In interview with… Lee Marshall

In Autumn 2019, Professor Lee Marshall from SPAIS was awarded a BILT Teaching Innovation Grant to organise mindfulness lessons for 1st year Sociology students.

Why did you set up this project?

There were two reasons. The first is that, like a lot of academics, I am concerned about the levels of stress and anxiety that students today seem to experience. I know from my own experience that mindfulness can be an effective strategy for managing stress and I wanted to give new Sociology students the opportunity to learn some techniques that may help them in the future, even if they didn’t consider themselves ‘stressed’ at the time.

So this wasn’t just for students who were stressed?

No. In fact, I told the students that if they were suffering from high levels of stress and anxiety, or if they had experienced any kind of trauma in recent months, then this scheme may not be appropriate for them and I offered to help them find more appropriate forms of support available within the university. For this project, I emphasised mindfulness as a pre-emptive technique, a way of proactively looking after your mental health rather than responding to any particular crisis. You don’t just start going to the gym when you’re recovering from a broken leg. I wanted them to start thinking about mental health as something that could be positively managed.

What was the second reason?

The second reason is separate but connected. I have been involved in teaching sociology first years all of my career and I know that it can be very difficult for students to create friendship groups with others on their course. This isn’t a new issue – it was the same when I was a sociology undergraduate many years ago. The emphasis on independent study within sociology and other subjects like it means that students spend much less time together than, say, medics, and this can be a contributory factor to loneliness and anxiety. I hoped that by creating an extra-curricular activity that they would do with other Sociology students, it may help create a group identity which reduced any feelings of isolation.

How did you organise the project?

I used the money from the BILT grant to buy in a professional mindfulness company, Positivemeditation.com, who ran 6 sessions along with a short taster session for people to get a sense of what it might be like. These sessions ran on Thursday afternoons, and there were drinks and snacks afterwards to enable more of a social situation. Initially, I had intended to participate in the mindfulness sessions along with the students, but then I realised that having an old professor hanging around may put a dampener on any kind of group bonding! So, in the end I recruited some third-year sociology students to manage the sessions for me. I publicised the project via the first-year unit that I teach, which all sociology students have to take.

Did you get a lot of interest?

There was quite a high level of interest. When I emailed third years recruiting volunteers to the project, almost a third of students responded. Some of that would have just been people thinking about ‘employability’ opportunities, but a great many talked about what a good idea it was and how mindfulness had helped them deal with periods of stress and anxiety. After I publicised it to the first years, about a fifth of them – 30 or so – turned up to taster session. Following that session, 19 signed up to take the course.

How did it go?

Initially it went quite well.

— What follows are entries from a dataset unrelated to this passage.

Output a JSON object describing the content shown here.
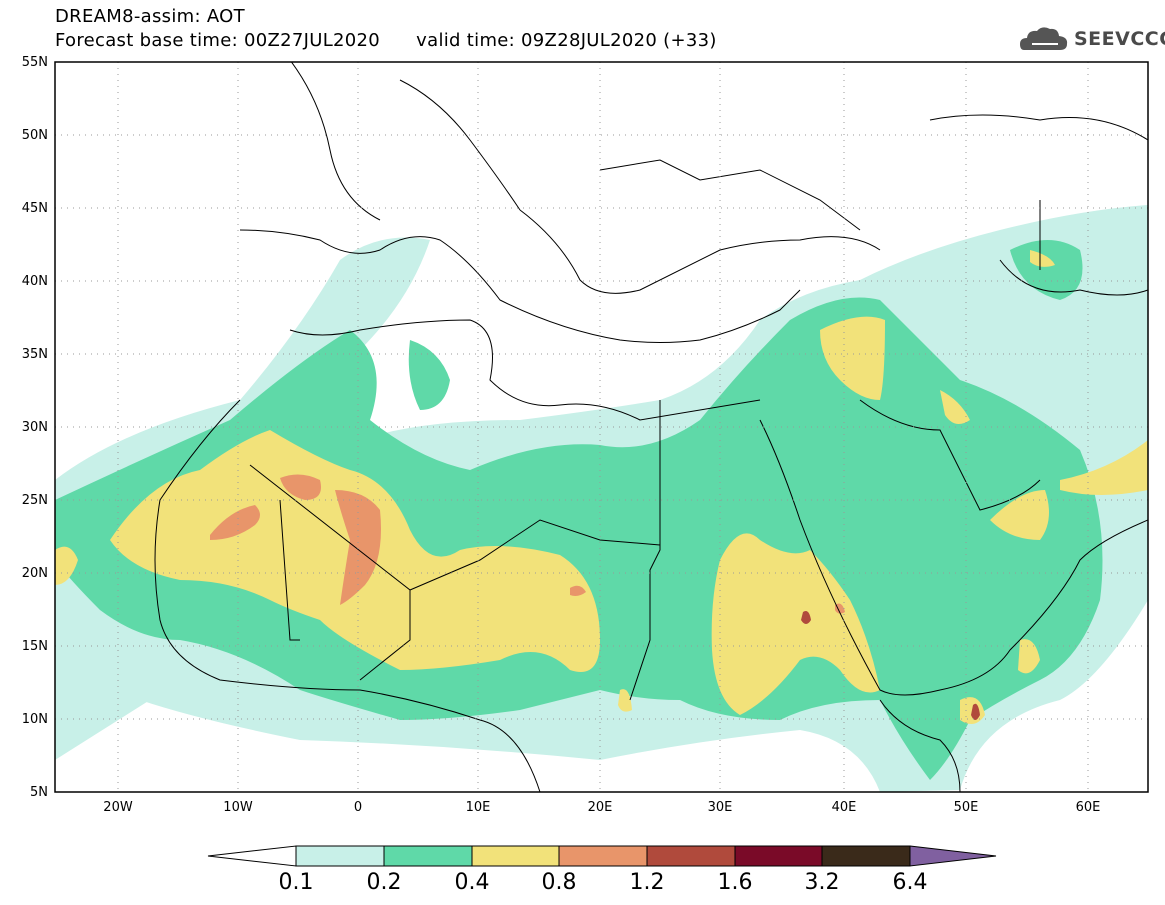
{
  "header": {
    "title": "DREAM8-assim: AOT",
    "base_time": "Forecast base time: 00Z27JUL2020",
    "valid_time": "valid time: 09Z28JUL2020 (+33)",
    "logo_text": "SEEVCCC"
  },
  "axes": {
    "lat_labels": [
      "55N",
      "50N",
      "45N",
      "40N",
      "35N",
      "30N",
      "25N",
      "20N",
      "15N",
      "10N",
      "5N"
    ],
    "lon_labels": [
      "20W",
      "10W",
      "0",
      "10E",
      "20E",
      "30E",
      "40E",
      "50E",
      "60E"
    ]
  },
  "colorbar": {
    "levels": [
      "0.1",
      "0.2",
      "0.4",
      "0.8",
      "1.2",
      "1.6",
      "3.2",
      "6.4"
    ],
    "colors": [
      "#ffffff",
      "#c8f0e8",
      "#5fd9a8",
      "#f2e27a",
      "#e8956a",
      "#b04a3c",
      "#7a0a28",
      "#3a2a1a",
      "#8060a0"
    ]
  }
}
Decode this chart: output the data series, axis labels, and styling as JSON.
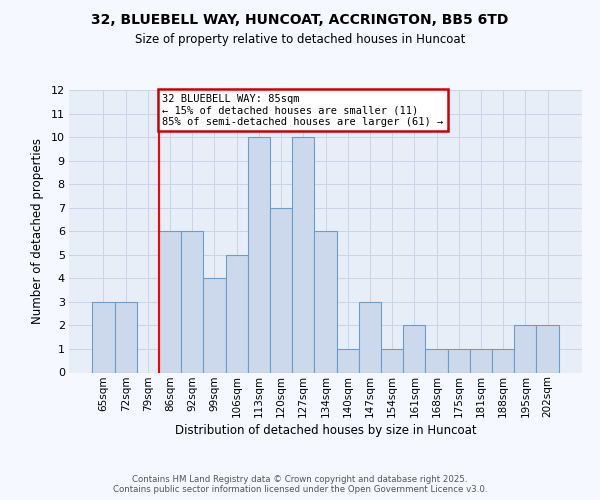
{
  "title_line1": "32, BLUEBELL WAY, HUNCOAT, ACCRINGTON, BB5 6TD",
  "title_line2": "Size of property relative to detached houses in Huncoat",
  "xlabel": "Distribution of detached houses by size in Huncoat",
  "ylabel": "Number of detached properties",
  "categories": [
    "65sqm",
    "72sqm",
    "79sqm",
    "86sqm",
    "92sqm",
    "99sqm",
    "106sqm",
    "113sqm",
    "120sqm",
    "127sqm",
    "134sqm",
    "140sqm",
    "147sqm",
    "154sqm",
    "161sqm",
    "168sqm",
    "175sqm",
    "181sqm",
    "188sqm",
    "195sqm",
    "202sqm"
  ],
  "values": [
    3,
    3,
    0,
    6,
    6,
    4,
    5,
    10,
    7,
    10,
    6,
    1,
    3,
    1,
    2,
    1,
    1,
    1,
    1,
    2,
    2
  ],
  "bar_color": "#ccd9ed",
  "bar_edge_color": "#6a9dc8",
  "ylim": [
    0,
    12
  ],
  "yticks": [
    0,
    1,
    2,
    3,
    4,
    5,
    6,
    7,
    8,
    9,
    10,
    11,
    12
  ],
  "red_line_index": 3,
  "annotation_text": "32 BLUEBELL WAY: 85sqm\n← 15% of detached houses are smaller (11)\n85% of semi-detached houses are larger (61) →",
  "annotation_box_facecolor": "#ffffff",
  "annotation_box_edgecolor": "#cc0000",
  "footnote_line1": "Contains HM Land Registry data © Crown copyright and database right 2025.",
  "footnote_line2": "Contains public sector information licensed under the Open Government Licence v3.0.",
  "grid_color": "#c8d4e8",
  "plot_bg_color": "#e8eef8",
  "fig_bg_color": "#f5f8ff"
}
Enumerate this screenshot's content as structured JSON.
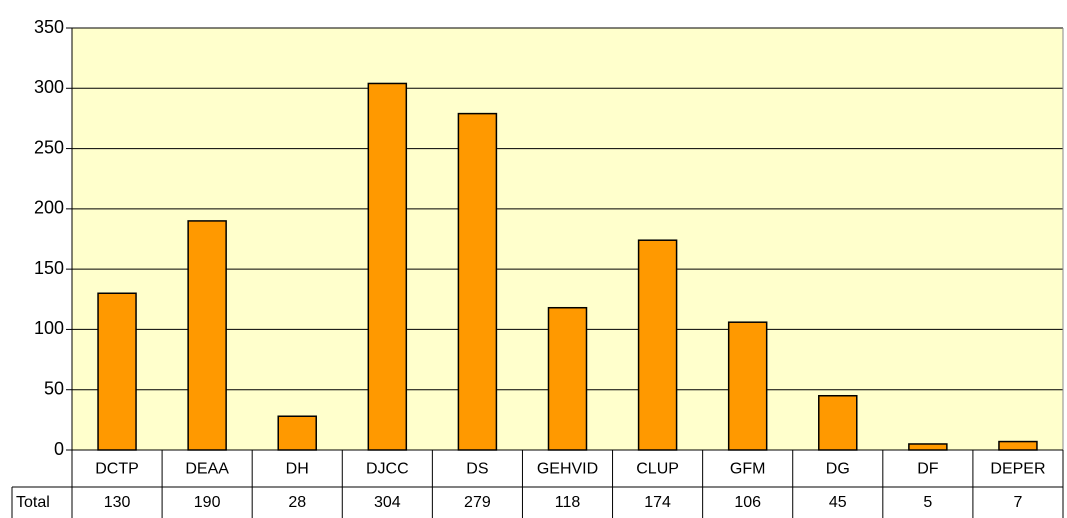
{
  "chart_data": {
    "type": "bar",
    "categories": [
      "DCTP",
      "DEAA",
      "DH",
      "DJCC",
      "DS",
      "GEHVID",
      "CLUP",
      "GFM",
      "DG",
      "DF",
      "DEPER"
    ],
    "series": [
      {
        "name": "Total",
        "color": "#ff9900",
        "values": [
          130,
          190,
          28,
          304,
          279,
          118,
          174,
          106,
          45,
          5,
          7
        ]
      }
    ],
    "ylim": [
      0,
      350
    ],
    "yticks": [
      0,
      50,
      100,
      150,
      200,
      250,
      300,
      350
    ],
    "grid": true,
    "plot_background": "#ffffcc"
  }
}
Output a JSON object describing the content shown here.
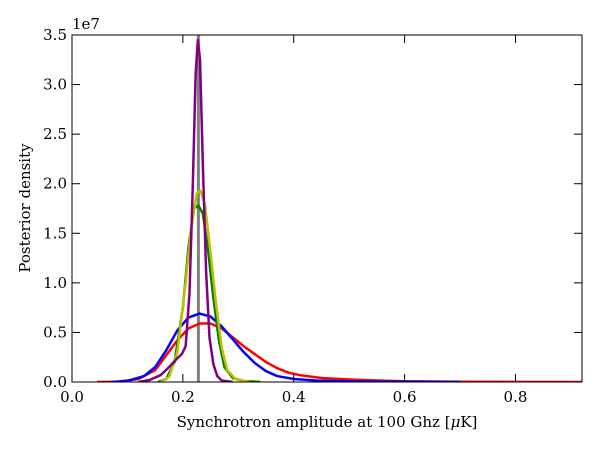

The first two sessions were very well attended, and the students told me that they were enjoying the sessions. But there was then a break because of reading week, and the strike action seemed to have an effect on students’ attendance. The later sessions had much worse attendance, between 4 and 8 students.

So do you think the project was a failure?

That’s hard to answer. Obviously, it didn’t do what I hoped it would do – there is not a blooming sociology community growing out of this project in the way I hoped. Nor have I managed to persuade many first years to proactively look after their mental health. But, at the same time, it is clear that the project was really helpful for those who stuck with it. The feedback I got at the end was very positive. One student wrote that “the mindfulness sessions were brilliant. They were run very well and supportively. I feel like I have new tools in my toolbox to handle being human.” That’s important, and I am happy that those students got something out of it. So, I don’t view the project as a failure, but it didn’t succeed in the way I wanted.

What lessons have you learned from the project?

The main one – which I knew from prior experience, if I’m honest – is that if you try to put on extra-curricular activities, you need an individual – normally a member of staff – to continually act as a cheerleader, motivating students and encouraging them to attend, otherwise momentum fades away quickly. This was one of the problems I was trying to address with the project, but I didn’t resolve it. When I made the decision to not take part in the actual lessons myself, I lost the position that might have enabled me to keep more people committed to the project. If I ran the project again, I would think hard about that decision.

Would you run the project again?

No, at least not as it was constructed this year. It required too much organisation, and the financial costs were too high, for the small number of students who benefitted from it, even though I’m happy for those individual people. I’m also not sure that one individual, or one individual project, can do much to change students’ orientation to a more proactive management of their mental health, even though I do think that is really important. It needs a more institution-wide approach, I think. At the same time, the initial responses I got from the third-year students especially indicate that there is potential interest in more mindfulness-style activity, perhaps at a subject or school level. It would be good if something could be developed that addressed that.